In the aftermath of a daily report which did not deplore any death for the first time since the beginning of January, China announced Wednesday morning two deaths due to Covid-19. Authorities fear a second wave of contamination linked to cases imported from abroad.
Black people most affected in the United States
In the United States, New York State, the US epicenter of the epidemic, recorded a new record of 731 deaths in 24 hours, for a total of 5,489 deaths.
Saint John the Theologian Cathedral in Manhattan is being transformed into a field hospital, with medical tents in its long nave and crypt.
"In previous centuries, cathedrals were still used this way, as during the plague," observed the dean of the cathedral, Clifton Daniel.
But New York is not the only American home. The hospitals in New Jersey, just to the south, as well as those in Michigan (Detroit) and Louisiana (New Orleans), are submerged.
A population seems particularly exposed, according to reports from a few jurisdictions, including Chicago and Washington: the Blacks.
First because they are more likely to have one of the diseases that cause life-threatening complications from Covid-19: diabetes, hypertension, cardiovascular disease.

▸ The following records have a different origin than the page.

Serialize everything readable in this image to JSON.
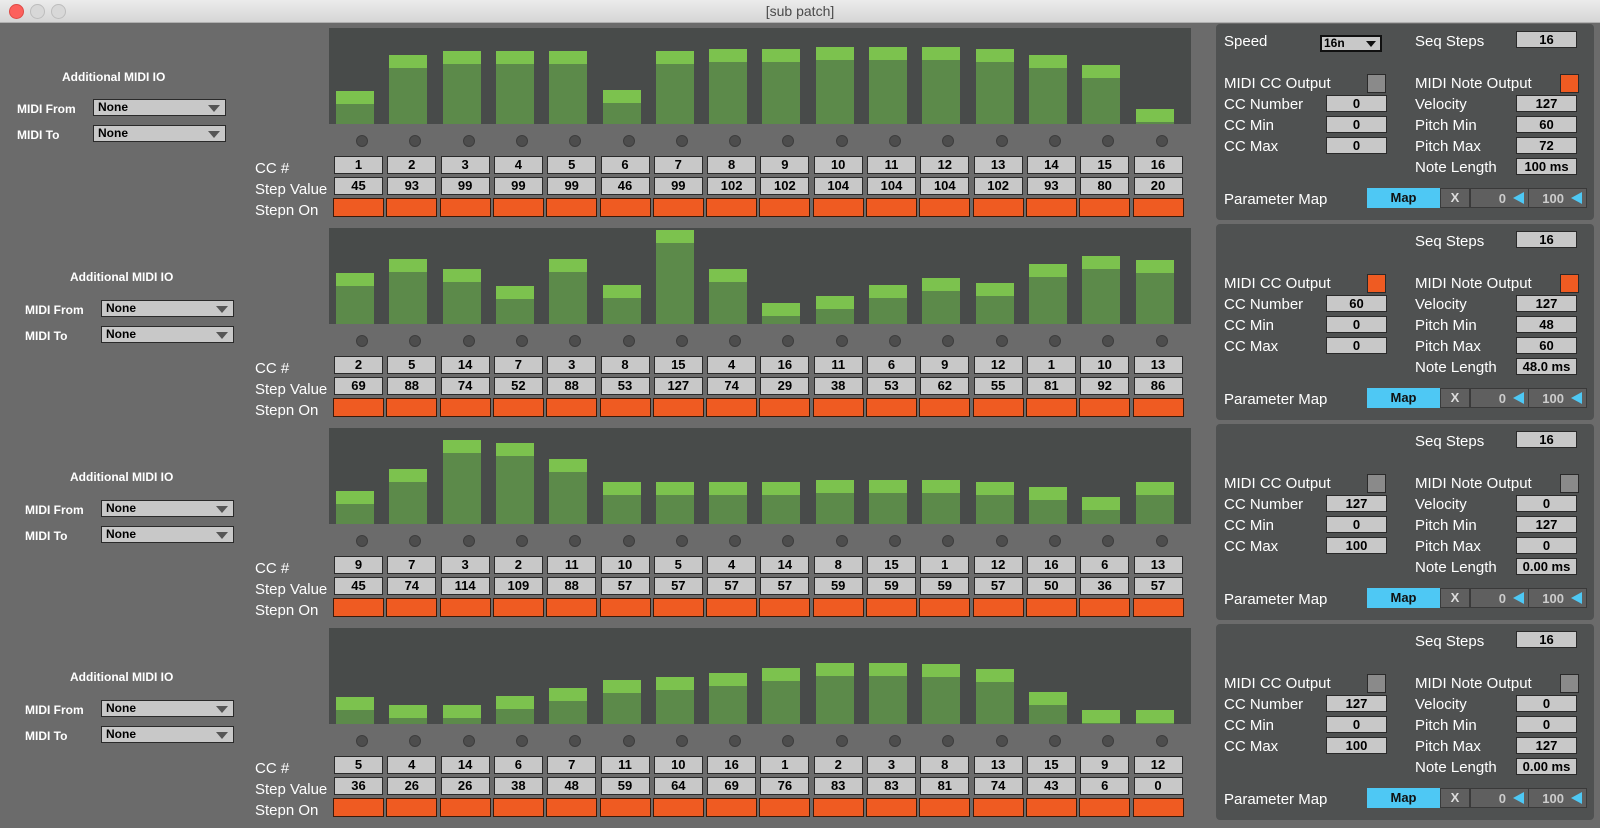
{
  "window": {
    "title": "[sub patch]"
  },
  "labels": {
    "additional_midi_io": "Additional MIDI IO",
    "midi_from": "MIDI From",
    "midi_to": "MIDI To",
    "cc_number_row": "CC #",
    "step_value_row": "Step Value",
    "step_on_row": "Stepn On",
    "speed": "Speed",
    "seq_steps": "Seq Steps",
    "midi_cc_output": "MIDI CC Output",
    "midi_note_output": "MIDI Note Output",
    "cc_number": "CC Number",
    "cc_min": "CC Min",
    "cc_max": "CC Max",
    "velocity": "Velocity",
    "pitch_min": "Pitch Min",
    "pitch_max": "Pitch Max",
    "note_length": "Note Length",
    "parameter_map": "Parameter Map",
    "map_button": "Map",
    "x_button": "X"
  },
  "colors": {
    "bar_fill": "#5c8a4a",
    "bar_cap": "#7cc24e",
    "step_on": "#ef5b22",
    "map_button": "#4ec8f4",
    "toggle_on": "#ef5b22",
    "toggle_off": "#8a8a8a"
  },
  "bar_max_value": 127,
  "sequencers": [
    {
      "midi_from": "None",
      "midi_to": "None",
      "cc_numbers": [
        "1",
        "2",
        "3",
        "4",
        "5",
        "6",
        "7",
        "8",
        "9",
        "10",
        "11",
        "12",
        "13",
        "14",
        "15",
        "16"
      ],
      "step_values": [
        "45",
        "93",
        "99",
        "99",
        "99",
        "46",
        "99",
        "102",
        "102",
        "104",
        "104",
        "104",
        "102",
        "93",
        "80",
        "20"
      ],
      "step_on": [
        true,
        true,
        true,
        true,
        true,
        true,
        true,
        true,
        true,
        true,
        true,
        true,
        true,
        true,
        true,
        true
      ],
      "speed": "16n",
      "seq_steps": "16",
      "midi_cc_output": false,
      "midi_note_output": true,
      "cc_number": "0",
      "cc_min": "0",
      "cc_max": "0",
      "velocity": "127",
      "pitch_min": "60",
      "pitch_max": "72",
      "note_length": "100 ms",
      "map_min": "0",
      "map_max": "100"
    },
    {
      "midi_from": "None",
      "midi_to": "None",
      "cc_numbers": [
        "2",
        "5",
        "14",
        "7",
        "3",
        "8",
        "15",
        "4",
        "16",
        "11",
        "6",
        "9",
        "12",
        "1",
        "10",
        "13"
      ],
      "step_values": [
        "69",
        "88",
        "74",
        "52",
        "88",
        "53",
        "127",
        "74",
        "29",
        "38",
        "53",
        "62",
        "55",
        "81",
        "92",
        "86"
      ],
      "step_on": [
        true,
        true,
        true,
        true,
        true,
        true,
        true,
        true,
        true,
        true,
        true,
        true,
        true,
        true,
        true,
        true
      ],
      "seq_steps": "16",
      "midi_cc_output": true,
      "midi_note_output": true,
      "cc_number": "60",
      "cc_min": "0",
      "cc_max": "0",
      "velocity": "127",
      "pitch_min": "48",
      "pitch_max": "60",
      "note_length": "48.0 ms",
      "map_min": "0",
      "map_max": "100"
    },
    {
      "midi_from": "None",
      "midi_to": "None",
      "cc_numbers": [
        "9",
        "7",
        "3",
        "2",
        "11",
        "10",
        "5",
        "4",
        "14",
        "8",
        "15",
        "1",
        "12",
        "16",
        "6",
        "13"
      ],
      "step_values": [
        "45",
        "74",
        "114",
        "109",
        "88",
        "57",
        "57",
        "57",
        "57",
        "59",
        "59",
        "59",
        "57",
        "50",
        "36",
        "57"
      ],
      "step_on": [
        true,
        true,
        true,
        true,
        true,
        true,
        true,
        true,
        true,
        true,
        true,
        true,
        true,
        true,
        true,
        true
      ],
      "seq_steps": "16",
      "midi_cc_output": false,
      "midi_note_output": false,
      "cc_number": "127",
      "cc_min": "0",
      "cc_max": "100",
      "velocity": "0",
      "pitch_min": "127",
      "pitch_max": "0",
      "note_length": "0.00 ms",
      "map_min": "0",
      "map_max": "100"
    },
    {
      "midi_from": "None",
      "midi_to": "None",
      "cc_numbers": [
        "5",
        "4",
        "14",
        "6",
        "7",
        "11",
        "10",
        "16",
        "1",
        "2",
        "3",
        "8",
        "13",
        "15",
        "9",
        "12"
      ],
      "step_values": [
        "36",
        "26",
        "26",
        "38",
        "48",
        "59",
        "64",
        "69",
        "76",
        "83",
        "83",
        "81",
        "74",
        "43",
        "6",
        "0"
      ],
      "step_on": [
        true,
        true,
        true,
        true,
        true,
        true,
        true,
        true,
        true,
        true,
        true,
        true,
        true,
        true,
        true,
        true
      ],
      "seq_steps": "16",
      "midi_cc_output": false,
      "midi_note_output": false,
      "cc_number": "127",
      "cc_min": "0",
      "cc_max": "100",
      "velocity": "0",
      "pitch_min": "0",
      "pitch_max": "127",
      "note_length": "0.00 ms",
      "map_min": "0",
      "map_max": "100"
    }
  ]
}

But also because historical socio-economic inequalities worsen the impact of the epidemic in the community: less access to care and screening, and jobs more exposed to contamination (supermarket, bus drivers ...).
Minority organizations have called on the federal authorities to publish national statistics broken down by what the Americans call "race" and ethnicity.
Waiting for the peak in Europe
From one day to the next, the balance sheets go up and down. Spain, after four days of decline, announced 743 dead, bringing the total to 13,798. The death toll also jumped in France, raising the total to 10,328 deaths.
Despite these rebounds, the number of new hospitalizations has stalled in several countries, including Spain and Italy (17,127 dead), which could mechanically reduce the number of deaths after a delay, since deaths often occur after several days of hospitalization, sometimes weeks.
"Although slowly, a certain drop in pressure is starting to be observed in hospitals and intensive care units," notes Dr Maria José Sierra, of the Spanish Health Alert Center.
At Vall d'Hebron hospital, the largest in Barcelona, ??"we had up to 24 new patients a day two days in a row," says department head Ricard Ferrer, who also spoke of a stabilized situation. But "we are still expecting one or two very critical weeks".
The markets are also banking on an upcoming decline: in Asia and Europe, the major stock exchanges ended largely in the green, while Wall Street ended in slight decline.
But a generalized recession appears inevitable in 2020, the International Labor Organization evoking the most serious crisis in the job market since the Second World War, with 1.25 billion workers potentially affected.
European Union (EU) finance ministers diverge on economic measures the Old Continent could take to respond to the crisis, Eurogroup president Mario Centeno arguing for "a large-scale coordinated recovery plan ".
The northern countries, Germany and the Netherlands in particular, are opposed to a joint aid plan financed by collective debt.
The EU will also guarantee more than 15 billion euros to help the most vulnerable countries in Africa and the rest of the world.
A global debate is already sketching on "deconfinement", arousing the fear of a relaxation in the more than four billion people, more than half of humanity, today forced or called by their authorities to stay at her's.